“Arap Birliği”nin Mısırlı Genel Sekreteri Nebil Arabi Türkiye’yi suçlayan bir açıklama yaptı. Bu açıklama birileri tarafından “Arap sokağı”nın Türkiye aleyhine döndüğünün göstergesi sayılıyor. Oysa “Arap Birliği, Arap sokaklarını baskı altına alan rejimleri temsil ediyor. Seçilmiş cumhurbaşkanını deviren, insanları meydanlarda katleden, onbinlerce muhalifi hapislere dolduran bir rejimi temsil eden birisi Arap sokağını temsil edebilir mi?
Arabi bu açıklamayı “26.Arap Birliği Zirvesi”nin kapanışında yaptı. Zirvede Yemen’deki gelişmelerle ilgili olarak, “Ortak Arap Gücü”nün kurulması kararı çıkmıştı. Üyelerin “Ortak Arap Gücü”ne katılımları mecburi değil.
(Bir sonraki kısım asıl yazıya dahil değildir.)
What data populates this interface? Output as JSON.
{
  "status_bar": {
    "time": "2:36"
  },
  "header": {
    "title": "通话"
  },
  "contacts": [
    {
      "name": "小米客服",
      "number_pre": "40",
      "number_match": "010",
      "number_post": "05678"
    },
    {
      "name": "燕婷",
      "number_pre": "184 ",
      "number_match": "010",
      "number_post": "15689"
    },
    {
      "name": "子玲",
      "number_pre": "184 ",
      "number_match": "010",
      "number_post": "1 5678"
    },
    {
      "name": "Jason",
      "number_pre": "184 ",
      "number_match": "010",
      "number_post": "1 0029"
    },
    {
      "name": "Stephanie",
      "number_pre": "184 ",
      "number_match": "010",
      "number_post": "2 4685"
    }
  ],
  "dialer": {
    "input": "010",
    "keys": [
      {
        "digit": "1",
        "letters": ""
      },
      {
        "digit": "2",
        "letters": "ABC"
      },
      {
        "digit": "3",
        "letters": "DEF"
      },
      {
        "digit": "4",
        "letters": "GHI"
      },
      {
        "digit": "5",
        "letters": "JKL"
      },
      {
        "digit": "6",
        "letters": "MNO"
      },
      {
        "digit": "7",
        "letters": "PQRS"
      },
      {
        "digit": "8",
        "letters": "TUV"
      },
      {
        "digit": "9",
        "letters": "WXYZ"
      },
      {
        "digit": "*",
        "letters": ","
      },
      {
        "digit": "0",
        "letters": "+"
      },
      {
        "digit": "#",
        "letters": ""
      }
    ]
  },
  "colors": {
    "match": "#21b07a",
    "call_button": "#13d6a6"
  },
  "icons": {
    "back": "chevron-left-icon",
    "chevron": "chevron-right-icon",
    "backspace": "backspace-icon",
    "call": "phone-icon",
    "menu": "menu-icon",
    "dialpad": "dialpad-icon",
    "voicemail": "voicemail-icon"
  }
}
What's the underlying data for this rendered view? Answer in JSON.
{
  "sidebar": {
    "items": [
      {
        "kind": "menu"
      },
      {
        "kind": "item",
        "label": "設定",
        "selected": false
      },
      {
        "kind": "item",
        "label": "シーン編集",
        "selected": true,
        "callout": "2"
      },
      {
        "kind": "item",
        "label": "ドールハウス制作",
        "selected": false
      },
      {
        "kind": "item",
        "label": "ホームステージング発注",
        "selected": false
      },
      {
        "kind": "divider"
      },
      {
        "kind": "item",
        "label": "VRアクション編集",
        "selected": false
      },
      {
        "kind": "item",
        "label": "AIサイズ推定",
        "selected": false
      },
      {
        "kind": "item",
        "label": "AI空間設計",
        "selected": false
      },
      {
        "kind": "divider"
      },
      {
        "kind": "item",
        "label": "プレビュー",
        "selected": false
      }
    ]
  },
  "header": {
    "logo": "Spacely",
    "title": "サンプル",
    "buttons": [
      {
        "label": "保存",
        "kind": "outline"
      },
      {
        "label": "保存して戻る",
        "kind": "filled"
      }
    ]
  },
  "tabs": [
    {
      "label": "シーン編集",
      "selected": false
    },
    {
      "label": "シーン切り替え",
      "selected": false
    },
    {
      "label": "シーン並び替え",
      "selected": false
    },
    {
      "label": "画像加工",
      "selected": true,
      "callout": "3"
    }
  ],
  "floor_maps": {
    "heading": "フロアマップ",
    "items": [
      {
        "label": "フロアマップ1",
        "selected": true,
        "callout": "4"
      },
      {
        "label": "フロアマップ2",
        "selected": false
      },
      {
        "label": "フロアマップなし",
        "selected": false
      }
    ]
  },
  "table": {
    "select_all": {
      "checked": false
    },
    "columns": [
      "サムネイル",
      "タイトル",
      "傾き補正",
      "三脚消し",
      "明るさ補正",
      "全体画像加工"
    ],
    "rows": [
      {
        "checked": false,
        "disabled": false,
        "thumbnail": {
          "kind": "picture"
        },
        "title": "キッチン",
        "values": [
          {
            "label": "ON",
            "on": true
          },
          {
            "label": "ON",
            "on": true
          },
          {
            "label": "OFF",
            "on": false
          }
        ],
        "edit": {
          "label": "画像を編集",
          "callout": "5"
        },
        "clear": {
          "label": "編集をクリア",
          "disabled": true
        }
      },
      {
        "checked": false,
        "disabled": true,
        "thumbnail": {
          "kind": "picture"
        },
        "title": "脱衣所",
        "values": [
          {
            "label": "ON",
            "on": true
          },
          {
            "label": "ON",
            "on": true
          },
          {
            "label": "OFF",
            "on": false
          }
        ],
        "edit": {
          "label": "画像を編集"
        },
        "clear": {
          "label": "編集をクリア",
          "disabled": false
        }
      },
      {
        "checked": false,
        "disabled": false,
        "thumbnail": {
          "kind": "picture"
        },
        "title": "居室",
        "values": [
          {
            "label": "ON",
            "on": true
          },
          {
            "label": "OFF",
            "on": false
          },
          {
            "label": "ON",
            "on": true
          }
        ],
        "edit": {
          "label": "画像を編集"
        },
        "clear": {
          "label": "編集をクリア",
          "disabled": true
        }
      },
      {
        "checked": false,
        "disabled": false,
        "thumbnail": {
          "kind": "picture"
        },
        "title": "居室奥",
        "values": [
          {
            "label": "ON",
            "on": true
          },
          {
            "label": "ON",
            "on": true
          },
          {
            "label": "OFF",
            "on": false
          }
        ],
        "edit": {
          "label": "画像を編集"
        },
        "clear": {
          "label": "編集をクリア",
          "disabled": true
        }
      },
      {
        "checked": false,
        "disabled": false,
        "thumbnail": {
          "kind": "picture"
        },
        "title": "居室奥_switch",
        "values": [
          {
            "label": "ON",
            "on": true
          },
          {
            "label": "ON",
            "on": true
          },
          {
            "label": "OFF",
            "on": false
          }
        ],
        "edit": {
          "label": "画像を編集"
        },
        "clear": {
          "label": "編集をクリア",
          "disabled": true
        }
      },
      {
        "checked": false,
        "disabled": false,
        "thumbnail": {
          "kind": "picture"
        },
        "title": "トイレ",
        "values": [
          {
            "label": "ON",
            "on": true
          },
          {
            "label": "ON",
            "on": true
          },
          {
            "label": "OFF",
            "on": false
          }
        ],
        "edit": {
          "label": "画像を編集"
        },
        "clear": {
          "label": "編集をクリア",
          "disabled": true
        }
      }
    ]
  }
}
Birliğin askeri gücü Riyad öncülüğünde Yemen’deki askeri operasyona katılan Arap ülkeleriyle sınırlı. Irak mezhebi gerekçelerle “Ortak Arap Gücü”nü desteklemiyor tabii. Suriye’nin Arap Birliği üyeliği 2011’de askıya alınmıştı. Halihazır durumda Somali, Libya, Suriye, Irak ve Yemen’de ise devlet otorisinden bahsedilemiyor. Daha önce ikiye bölünen Sudan şimdi bir başka bölünme tehdidiyle yüz yüze. Lübnan ise “Arap Ortak Gücü” konusunda siyasi olarak bölündü.
Nebil Arabi kimdir diye baktım. Meğer Enver Sedat döneminde Mısır ile İsrail arasında imzalanan “Camp David” anlaşmasının müzakerelerine katılan isimler arasındaymış. Arap sokağında travmaya yol açan bu anlaşma yüzünden Mısır “Arap Birliği”nden defedildi. Enver Sedat’ın bir suikaste kurban gitmesi Arap sokağının Camp David’e duyduğu tepkinin sonucuydu. Mısır ordusu, Camp David karşılığında ABD’nin cömert yardımlarına nail oldu. Arap dünyasından dışlanan Mısır 10 yıl sonra, Saddam Hüseyin sayesinde birliğe geri dönebildi.
Hüsnü Mübarek bir açıklama yaparak saldırıya uğrayan bir ülkenin kendini savunma hakkı olduğunu bildirdi. Şam’ın kurnaz diktatörü Hafız Esed ise akıllıca davranarak sessiz kaldı ama Mübarek’in İsrail’e destek atan bu açıklaması günlerce Suriye basınında döndürüldü.